In Dungeon, there was no sense of down somehow becoming equivalent to forward.

As luck would have it, the need to serialize Zork for home computers led to significant innovations in terms of digital narrative. The world of the story could no longer be an entirely “flat” space. That is, in Dungeon, there was no sense of down somehow becoming equivalent to forward. There were not three distinct phases of growth for the Adventurer to advance through, with three foils to reflect his current phase of development. In Zork, the Dungeon Master is more than just some generic endgame fiddler. Instead, he is a significant presence throughout the course of an entire game.

This is the first theme, I think, of the Zork trilogy: that of the double, the rival. I mean not only this feature, but its framing, as well: the role of a usurper taking the place of an established power. In my early writings on Zork, I interpreted the Adventurer as a colonizing figure. After all, we have a fallen “underground empire” once occupied by above-ground opportunists. Interestingly, the Adventurer appears to have come to colonize the colonizers. The thief feels like a displaced gentleman , and the wizard, we know, was once an adviser to the royal court. However we choose to read these characters, the Dungeon Master (like so much else in Zork III) is a subversion of the pattern. Is the Adventurer a Marlowe, come to depose an subterranean Kurtz?

Whatever the case, we know that Zork has always been a story about power: the people (they are people, after all) who have it and the protagonist who seeks it.

There is a powerful thing said–even if I do not fully understand it–about the nature of fallen civilizations. Zork does an excellent job of laughing away the significance of the human wreckage left when our societies collapse. It is a bit shocking–it might feel like a chastisement–when we as readers are suddenly brought up short by a sudden narrative seriousness. All along, this had been a place where people lived and died, and, yes, were mistreated by an insane dictator.

There is a powerful thing said–even if I do not fully understand it–about the nature of fallen civilizations.

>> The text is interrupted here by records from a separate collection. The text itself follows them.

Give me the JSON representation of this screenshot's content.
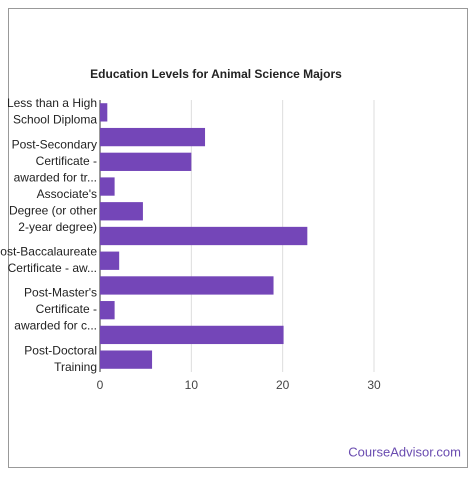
{
  "chart_data": {
    "type": "bar",
    "orientation": "horizontal",
    "title": "Education Levels for Animal Science Majors",
    "categories": [
      "Less than a High School Diploma",
      null,
      "Post-Secondary Certificate - awarded for tr...",
      null,
      "Associate's Degree (or other 2-year degree)",
      null,
      "Post-Baccalaureate Certificate - aw...",
      null,
      "Post-Master's Certificate - awarded for c...",
      null,
      "Post-Doctoral Training"
    ],
    "values": [
      0.8,
      11.5,
      10.0,
      1.6,
      4.7,
      22.7,
      2.1,
      19.0,
      1.6,
      20.1,
      5.7
    ],
    "color": "#7446b8",
    "xlim": [
      0,
      30
    ],
    "xticks": [
      0,
      10,
      20,
      30
    ],
    "grid": true,
    "source": "CourseAdvisor.com"
  }
}
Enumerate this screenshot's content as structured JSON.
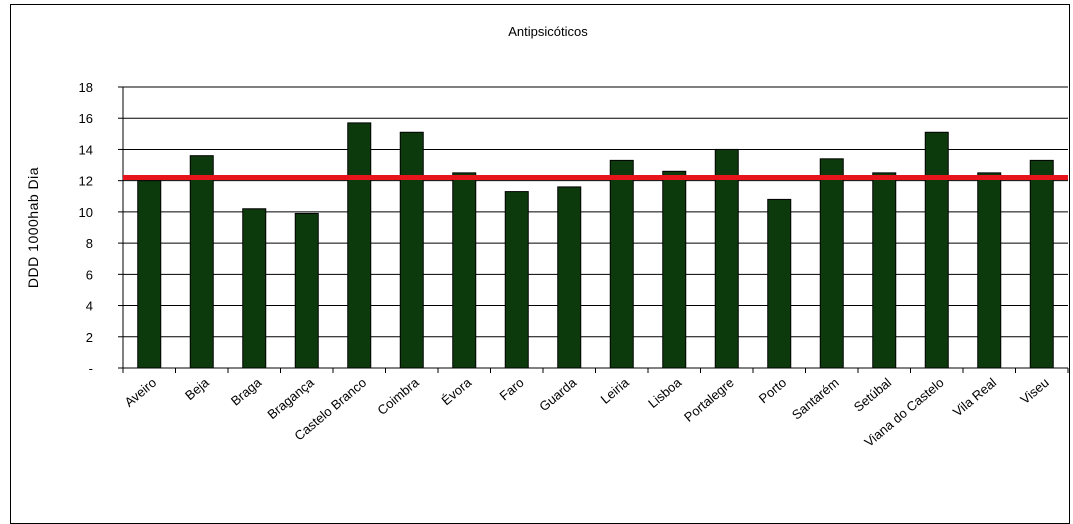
{
  "chart_data": {
    "type": "bar",
    "title": "Antipsicóticos",
    "ylabel": "DDD 1000hab Dia",
    "xlabel": "",
    "categories": [
      "Aveiro",
      "Beja",
      "Braga",
      "Bragança",
      "Castelo Branco",
      "Coimbra",
      "Évora",
      "Faro",
      "Guarda",
      "Leiria",
      "Lisboa",
      "Portalegre",
      "Porto",
      "Santarém",
      "Setúbal",
      "Viana do Castelo",
      "Vila Real",
      "Viseu"
    ],
    "values": [
      12.0,
      13.6,
      10.2,
      9.9,
      15.7,
      15.1,
      12.5,
      11.3,
      11.6,
      13.3,
      12.6,
      14.0,
      10.8,
      13.4,
      12.5,
      15.1,
      12.5,
      13.3
    ],
    "ylim": [
      0,
      18
    ],
    "yticks": [
      0,
      2,
      4,
      6,
      8,
      10,
      12,
      14,
      16,
      18
    ],
    "ytick_labels": [
      "-",
      "2",
      "4",
      "6",
      "8",
      "10",
      "12",
      "14",
      "16",
      "18"
    ],
    "reference_line": 12.2,
    "grid": true,
    "colors": {
      "bar": "#0d3a0d",
      "reference_line": "#e8141b",
      "grid": "#000000"
    }
  }
}
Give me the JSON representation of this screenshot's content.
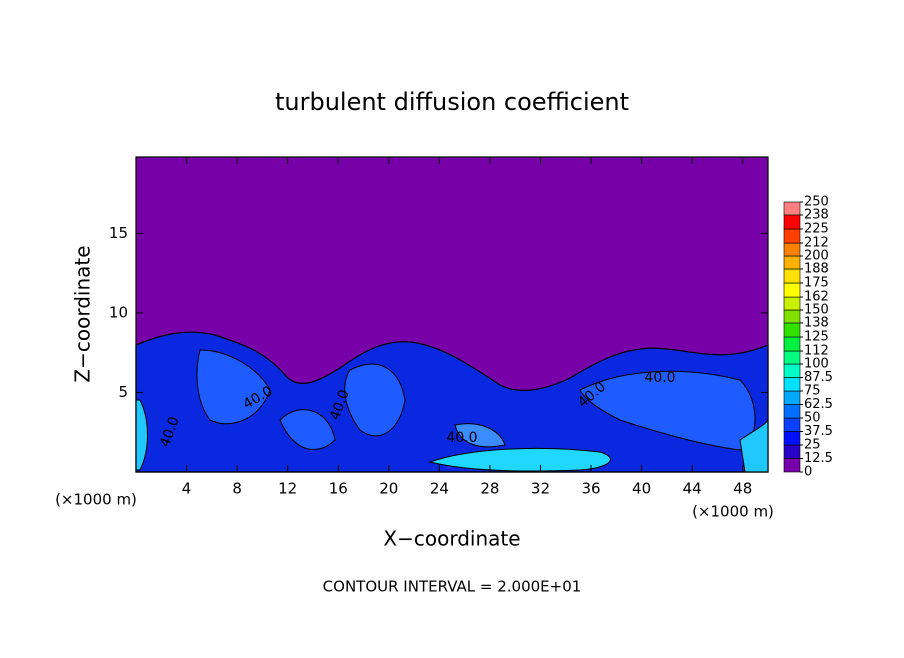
{
  "chart_data": {
    "type": "contour",
    "title": "turbulent diffusion coefficient",
    "x_label": "X−coordinate",
    "y_label": "Z−coordinate",
    "x_unit_label": "(×1000 m)",
    "footer": "CONTOUR INTERVAL = 2.000E+01",
    "xlim": [
      0,
      50
    ],
    "ylim": [
      0,
      19.8
    ],
    "xticks": [
      4,
      8,
      12,
      16,
      20,
      24,
      28,
      32,
      36,
      40,
      44,
      48
    ],
    "yticks": [
      5,
      10,
      15
    ],
    "contour_labels": [
      "40.0",
      "40.0",
      "40.0",
      "40.0",
      "40.0",
      "40.0"
    ],
    "colorbar": {
      "levels": [
        0,
        12.5,
        25,
        37.5,
        50,
        62.5,
        75,
        87.5,
        100,
        112,
        125,
        138,
        150,
        162,
        175,
        188,
        200,
        212,
        225,
        238,
        250
      ],
      "colors": [
        "#7800a8",
        "#2800c8",
        "#0010ff",
        "#0a40ff",
        "#0070ff",
        "#00a8ff",
        "#00e0ff",
        "#00ffc8",
        "#00ff80",
        "#00f040",
        "#30e000",
        "#80e000",
        "#c8f000",
        "#ffff00",
        "#ffe000",
        "#ffb000",
        "#ff8000",
        "#ff4000",
        "#ff0000",
        "#ff8080"
      ]
    }
  }
}
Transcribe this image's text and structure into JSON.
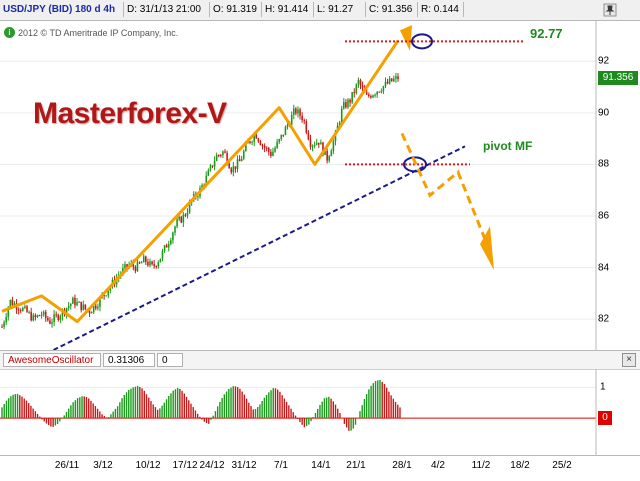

It seems a trope, yes, but let’s grant the authors the benefit of the doubt: what are we to make of the Adventurer’s transformation into an old man at the end? Is this the price of power? There seems to be something vitally important that Zork wishes to say about power: getting it, losing it, and, yes, making sacrifices for it. We are also invited to consider the types of power manifested throughout the trilogy: political, technical, martial, and, in a roundabout sense, scientific.

As Below, so Above

Some of you may have already noticed parallels between the Zork and Enchanter games, and not just in shared, jokey references. In fact, it is constructive to read most of the Enchanter trilogy as an inversion of the first three Zork games. It is my critical position that they form a matching set, and while the movement of the Adventurer is forward and down, the Enchanter moves upward and outward. What remains is to identify those points of refraction and/or reflection, unique only to the six Zork and Enchanter games, in order to demonstrate my reasoning for declaring some games in–and others out–of what I have called the Zork Saga.

Then, at last, can we return to our in-progress assessment of Spellbreaker. It is, I maintain, the masterful conclusion of six canonical games.